(68)Ga-DOTA-Siglec-9 – a new imaging tool to detect synovitis

INTRODUCTION: Vascular adhesion protein-1 (VAP-1) is an adhesion molecule, which upon inflammation is rapidly translocated from intracellular sources to the endothelial cell surface. We have recently discovered that sialic acid- binding immunoglobulin-like lectin 9 (Siglec-9) is a leukocyte ligand of VAP-1 and that (68)Ga-labeled Siglec-9 motif peptide facilitates in vivo imaging of inflammation. This study evaluated the feasibility of (68)Ga-DOTA-Siglec-9 positron emission tomography (PET) for the assessment of synovitis. METHODS: Rabbits with synovial inflammation were injected with (18)F-FDG or (68)Ga-DOTA-Siglec-9 and studied by gamma counting and autoradiography. Certain rabbits were also examined with magnetic resonance imaging (MRI). After PET imaging, rabbits were intravenously administered with anti-VAP-1 antibody to evaluate luminal expression of VAP-1 by immunohistochemistry. Finally, binding of Siglec-9 peptide and VAP-1 positive vessels were evaluated by double staining of rheumatoid arthritis synovium.
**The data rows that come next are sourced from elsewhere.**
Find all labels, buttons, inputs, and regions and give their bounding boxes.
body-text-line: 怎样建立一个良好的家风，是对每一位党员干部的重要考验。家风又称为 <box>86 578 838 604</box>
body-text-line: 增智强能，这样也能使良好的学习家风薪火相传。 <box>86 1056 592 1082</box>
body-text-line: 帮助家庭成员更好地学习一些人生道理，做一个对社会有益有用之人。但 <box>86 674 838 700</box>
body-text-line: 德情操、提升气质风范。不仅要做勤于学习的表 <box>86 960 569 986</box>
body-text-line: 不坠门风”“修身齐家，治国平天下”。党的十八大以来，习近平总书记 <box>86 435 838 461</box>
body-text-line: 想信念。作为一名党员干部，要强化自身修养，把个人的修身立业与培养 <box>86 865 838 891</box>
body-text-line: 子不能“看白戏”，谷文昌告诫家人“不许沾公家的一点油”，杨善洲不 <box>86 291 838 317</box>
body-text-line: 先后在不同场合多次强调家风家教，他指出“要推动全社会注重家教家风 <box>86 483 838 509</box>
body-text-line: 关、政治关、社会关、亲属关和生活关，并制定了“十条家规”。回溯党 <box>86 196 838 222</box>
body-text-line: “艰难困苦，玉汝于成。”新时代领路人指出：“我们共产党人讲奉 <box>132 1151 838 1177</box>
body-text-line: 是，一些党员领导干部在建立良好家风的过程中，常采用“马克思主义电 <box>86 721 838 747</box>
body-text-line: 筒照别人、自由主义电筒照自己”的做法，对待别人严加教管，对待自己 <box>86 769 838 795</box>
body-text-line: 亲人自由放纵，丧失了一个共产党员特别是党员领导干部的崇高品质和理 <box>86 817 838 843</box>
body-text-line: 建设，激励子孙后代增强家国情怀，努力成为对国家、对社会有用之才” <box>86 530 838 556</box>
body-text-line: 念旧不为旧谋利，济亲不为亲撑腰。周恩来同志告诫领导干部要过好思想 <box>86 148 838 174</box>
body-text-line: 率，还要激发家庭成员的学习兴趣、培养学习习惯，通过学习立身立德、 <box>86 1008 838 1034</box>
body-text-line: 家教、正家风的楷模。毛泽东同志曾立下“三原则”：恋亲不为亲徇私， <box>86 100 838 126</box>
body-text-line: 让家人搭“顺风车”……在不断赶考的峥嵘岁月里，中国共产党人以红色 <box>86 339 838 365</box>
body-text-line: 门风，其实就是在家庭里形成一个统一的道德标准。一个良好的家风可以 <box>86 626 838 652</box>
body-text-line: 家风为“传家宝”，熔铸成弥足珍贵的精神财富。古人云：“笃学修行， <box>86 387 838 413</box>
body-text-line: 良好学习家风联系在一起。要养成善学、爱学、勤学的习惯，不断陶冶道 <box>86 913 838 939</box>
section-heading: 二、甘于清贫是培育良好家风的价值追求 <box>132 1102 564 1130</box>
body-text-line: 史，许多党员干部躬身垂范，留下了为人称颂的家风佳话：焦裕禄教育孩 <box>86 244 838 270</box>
RESULTS: Intra-articular injection of hemagglutinin induced mild synovial inflammation in rabbit knee with luminal expression of VAP-1. Synovitis was clearly visualized by (68)Ga-DOTA-Siglec-9 PET in addition to (18)F-FDG-PET and MRI. Compared with the (18)F-FDG, the ex vivo inflamed-to-control synovium ratio of (68)Ga-DOTA-Siglec-9 was similar (1.7 ± 0.4 vs. 1.5 ± 0.2, P = 0.32). Double staining revealed that Siglec-9 peptide binds to VAP-1 positive vessels in human rheumatoid synovium. CONCLUSION: Ga-DOTA-Siglec-9 PET tracer detected VAP-1 positive vasculature in the mild synovitis of rabbits comparable with (18)F-FDG, suggesting its potential for in vivo imaging of synovial inflammation in patients with rheumatic diseases.